The location of the star Naos, or zeta Puppis, in the constellation Puppis.

The location of the star Naos, or zeta Puppis, in the constellation Puppis.

How massive is zeta Puppis? It’s about 23 times as massive and has a radius 14 times greater than our Sun. It’s also more than 20,000 times more luminous than our Sun in visible light, and if you count ultraviolet light, as you should, then the star is more than 500,000 times brighter than our Sun. If our little Earth was a planet around Naos, we’d have to be about twenty times the distance of Pluto to the Sun to get the same amount of light.

Not that a planet like Earth would have time to form around Naos. Big stars like this don’t live long enough, as far as we know, for planets to settle down to harbor life. The star will only live a total of 5 million years or so, and it’s already well on its way to running out of fuel and blowing up as a supernova.

Naos appears modest in our sky because of its great distance of about 1,080 light years. If it was at the same distance as Sirius, about 8.6 light years, it would shine at magnitude -7.8, a full three magnitudes (or 15 times) brighter than Venus.

A nightscape image of the constellation Puppis showing the position of Naos (zeta Puppis) from a latitude of 24.6 N in the Florida Keys.

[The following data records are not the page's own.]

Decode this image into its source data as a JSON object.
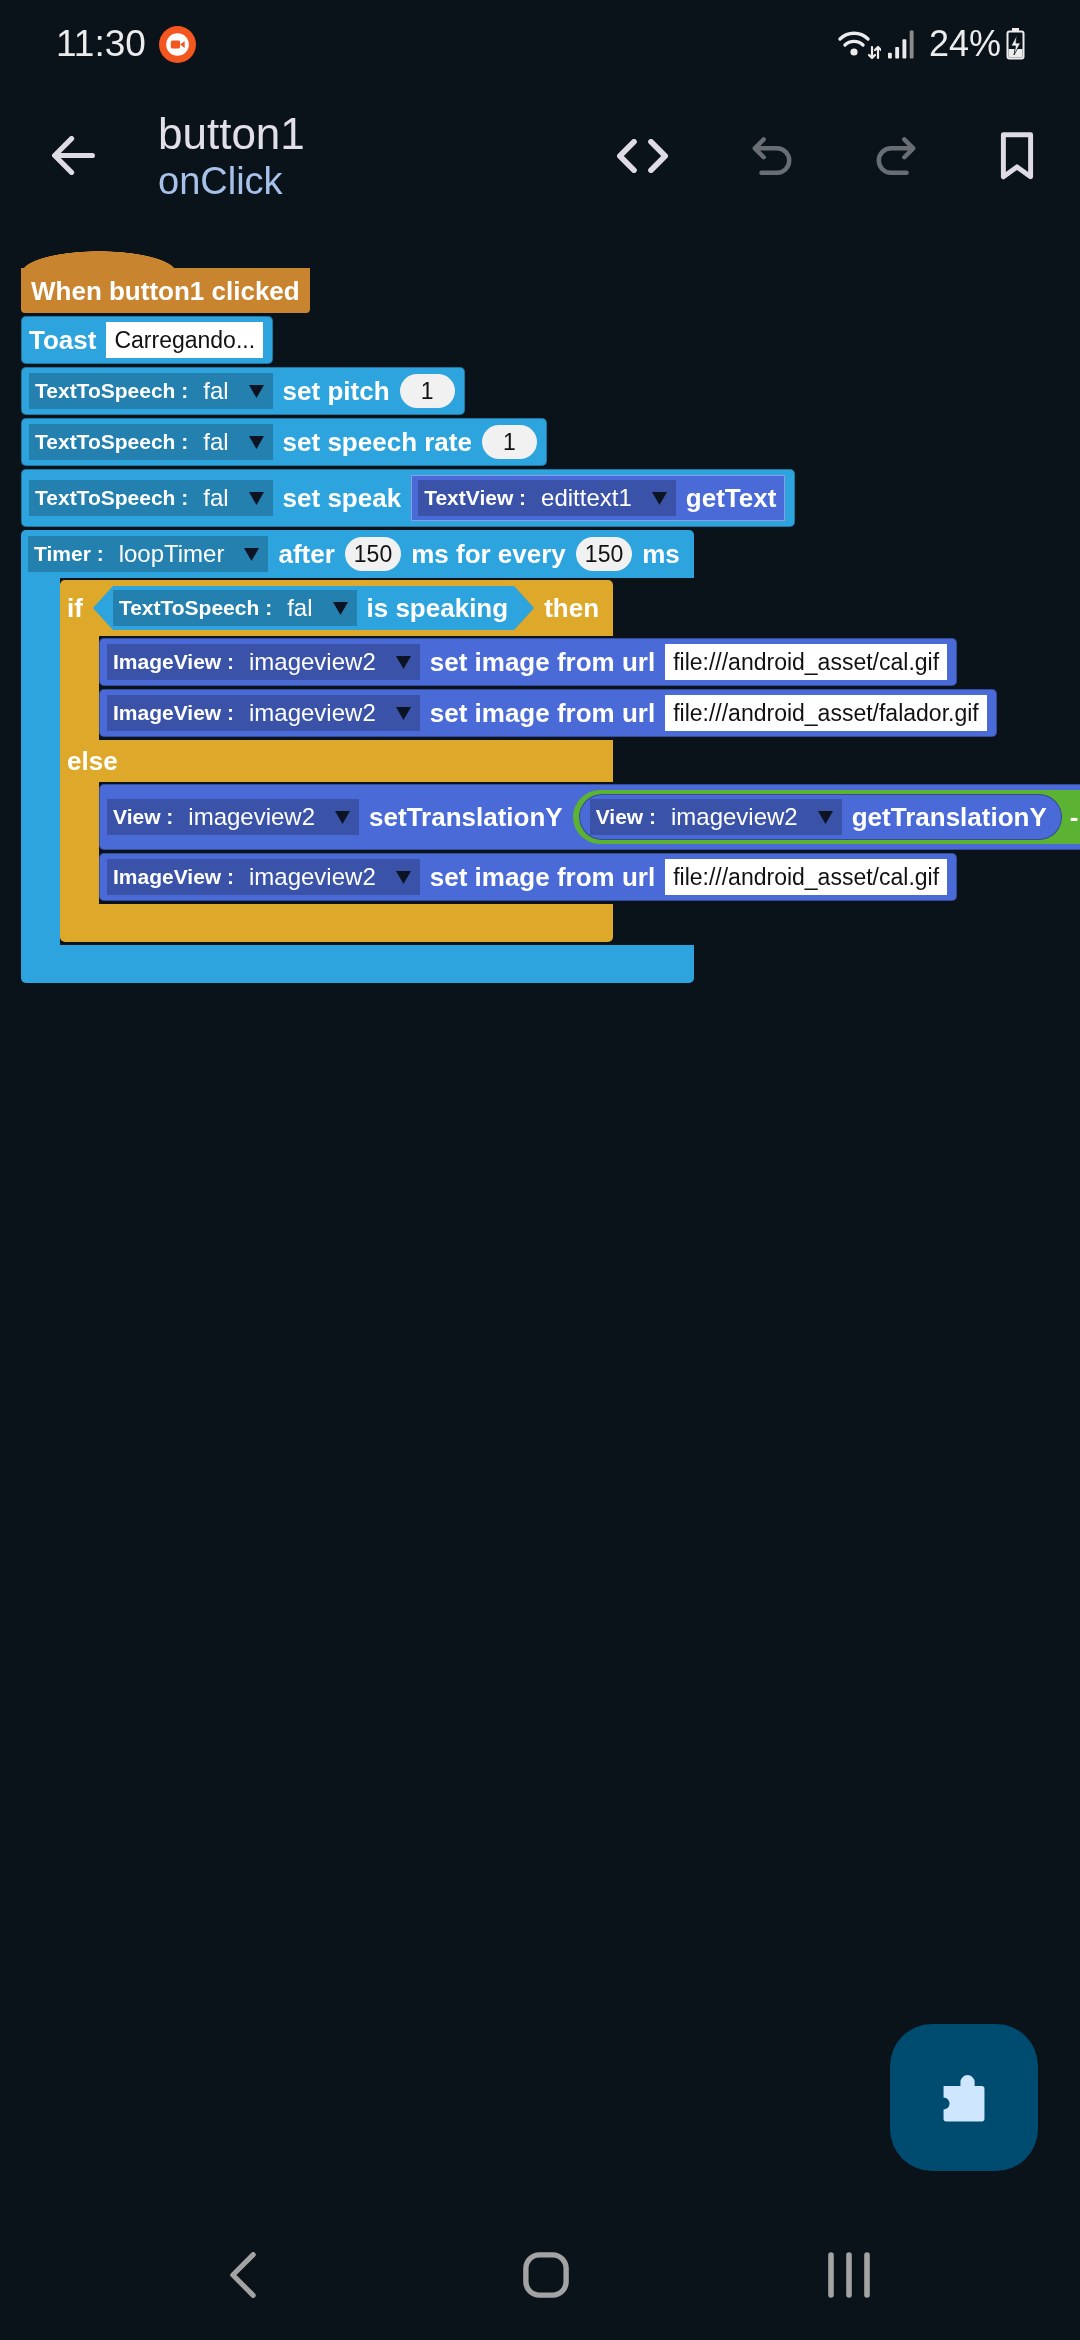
{
  "status_bar": {
    "time": "11:30",
    "battery": "24%"
  },
  "app_bar": {
    "title": "button1",
    "subtitle": "onClick",
    "actions": [
      {
        "kind": "code",
        "disabled": false
      },
      {
        "kind": "undo",
        "disabled": true
      },
      {
        "kind": "redo",
        "disabled": true
      },
      {
        "kind": "bookmark",
        "disabled": false
      }
    ]
  },
  "workspace": {
    "event": {
      "label": "When button1 clicked",
      "color": "#c9842f",
      "body": [
        {
          "kind": "statement",
          "color": "#2ea4df",
          "parts": [
            {
              "kind": "label",
              "text": "Toast"
            },
            {
              "kind": "text",
              "value": "Carregando..."
            }
          ]
        },
        {
          "kind": "statement",
          "color": "#2ea4df",
          "parts": [
            {
              "kind": "dropdown",
              "component": "TextToSpeech :",
              "value": "fal"
            },
            {
              "kind": "label",
              "text": "set pitch"
            },
            {
              "kind": "number",
              "value": "1"
            }
          ]
        },
        {
          "kind": "statement",
          "color": "#2ea4df",
          "parts": [
            {
              "kind": "dropdown",
              "component": "TextToSpeech :",
              "value": "fal"
            },
            {
              "kind": "label",
              "text": "set speech rate"
            },
            {
              "kind": "number",
              "value": "1"
            }
          ]
        },
        {
          "kind": "statement",
          "color": "#2ea4df",
          "parts": [
            {
              "kind": "dropdown",
              "component": "TextToSpeech :",
              "value": "fal"
            },
            {
              "kind": "label",
              "text": "set speak"
            },
            {
              "kind": "reporter",
              "color": "#4a6ad7",
              "parts": [
                {
                  "kind": "dropdown",
                  "component": "TextView :",
                  "value": "edittext1"
                },
                {
                  "kind": "label",
                  "text": "getText"
                }
              ]
            }
          ]
        },
        {
          "kind": "c_block",
          "color": "#2ea4df",
          "sections": [
            {
              "parts": [
                {
                  "kind": "dropdown",
                  "component": "Timer :",
                  "value": "loopTimer"
                },
                {
                  "kind": "label",
                  "text": "after"
                },
                {
                  "kind": "number",
                  "value": "150"
                },
                {
                  "kind": "label",
                  "text": "ms for every"
                },
                {
                  "kind": "number",
                  "value": "150"
                },
                {
                  "kind": "label",
                  "text": "ms"
                }
              ],
              "body": [
                {
                  "kind": "c_block",
                  "color": "#dea92b",
                  "sections": [
                    {
                      "parts": [
                        {
                          "kind": "label",
                          "text": "if"
                        },
                        {
                          "kind": "boolean",
                          "color": "#2ea4df",
                          "parts": [
                            {
                              "kind": "dropdown",
                              "component": "TextToSpeech :",
                              "value": "fal"
                            },
                            {
                              "kind": "label",
                              "text": "is speaking"
                            }
                          ]
                        },
                        {
                          "kind": "label",
                          "text": "then"
                        }
                      ],
                      "body": [
                        {
                          "kind": "statement",
                          "color": "#4a6ad7",
                          "parts": [
                            {
                              "kind": "dropdown",
                              "component": "ImageView :",
                              "value": "imageview2"
                            },
                            {
                              "kind": "label",
                              "text": "set image from url"
                            },
                            {
                              "kind": "text",
                              "value": "file:///android_asset/cal.gif"
                            }
                          ]
                        },
                        {
                          "kind": "statement",
                          "color": "#4a6ad7",
                          "parts": [
                            {
                              "kind": "dropdown",
                              "component": "ImageView :",
                              "value": "imageview2"
                            },
                            {
                              "kind": "label",
                              "text": "set image from url"
                            },
                            {
                              "kind": "text",
                              "value": "file:///android_asset/falador.gif"
                            }
                          ]
                        }
                      ]
                    },
                    {
                      "parts": [
                        {
                          "kind": "label",
                          "text": "else"
                        }
                      ],
                      "body": [
                        {
                          "kind": "statement",
                          "color": "#4a6ad7",
                          "parts": [
                            {
                              "kind": "dropdown",
                              "component": "View :",
                              "value": "imageview2"
                            },
                            {
                              "kind": "label",
                              "text": "setTranslationY"
                            },
                            {
                              "kind": "operator",
                              "color": "#5cb232",
                              "parts": [
                                {
                                  "kind": "round_reporter",
                                  "color": "#4a6ad7",
                                  "parts": [
                                    {
                                      "kind": "dropdown",
                                      "component": "View :",
                                      "value": "imageview2"
                                    },
                                    {
                                      "kind": "label",
                                      "text": "getTranslationY"
                                    }
                                  ]
                                },
                                {
                                  "kind": "label",
                                  "text": "-"
                                }
                              ]
                            }
                          ]
                        },
                        {
                          "kind": "statement",
                          "color": "#4a6ad7",
                          "parts": [
                            {
                              "kind": "dropdown",
                              "component": "ImageView :",
                              "value": "imageview2"
                            },
                            {
                              "kind": "label",
                              "text": "set image from url"
                            },
                            {
                              "kind": "text",
                              "value": "file:///android_asset/cal.gif"
                            }
                          ]
                        }
                      ]
                    }
                  ]
                }
              ]
            }
          ]
        }
      ]
    }
  }
}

A nightscape image of the constellation Puppis showing the position of Naos (zeta Puppis) from a latitude of 24.6 N in the Florida Keys.

Such a remarkable star has attracted the attention of astronomers. They have studied the star in detail and found it blasts winds of charged particles into space at 2,300 km/s. It also appears to be a runaway star, one that was ejected at high speed from its birth cluster about 2 million years ago. Naos likely originated in the small open cluster Trumpler 10 in the constellation Vela and has traveled about 500 light years since it was whipsawed out of the cluster by a gravitational interaction with another massive star.

For us backyard stargazers, it’s good fun to compare this star to a red supergiant like Betelgeuse. Even a pair of binoculars will show a stunning difference in color if you move back and forth between the two. Or if you have a telescope, have a look at a carbon star like R Leporis just under the feet of Orion. R Lep looks like a dull red coal from a campfire. Zeta Puppis is a beautiful azure blue. You can see the color of these stars better if you slightly de-focus their image to spread out the light on the back of your retina.

A word of warning– Naos is well south of the celestial equator at a declination of -40°, south and east of the lower regions of Canis Major, so it is a tough (to impossible) sight from northern Europe, the northern U.S., and Canada, but an easy target for southern stargazers.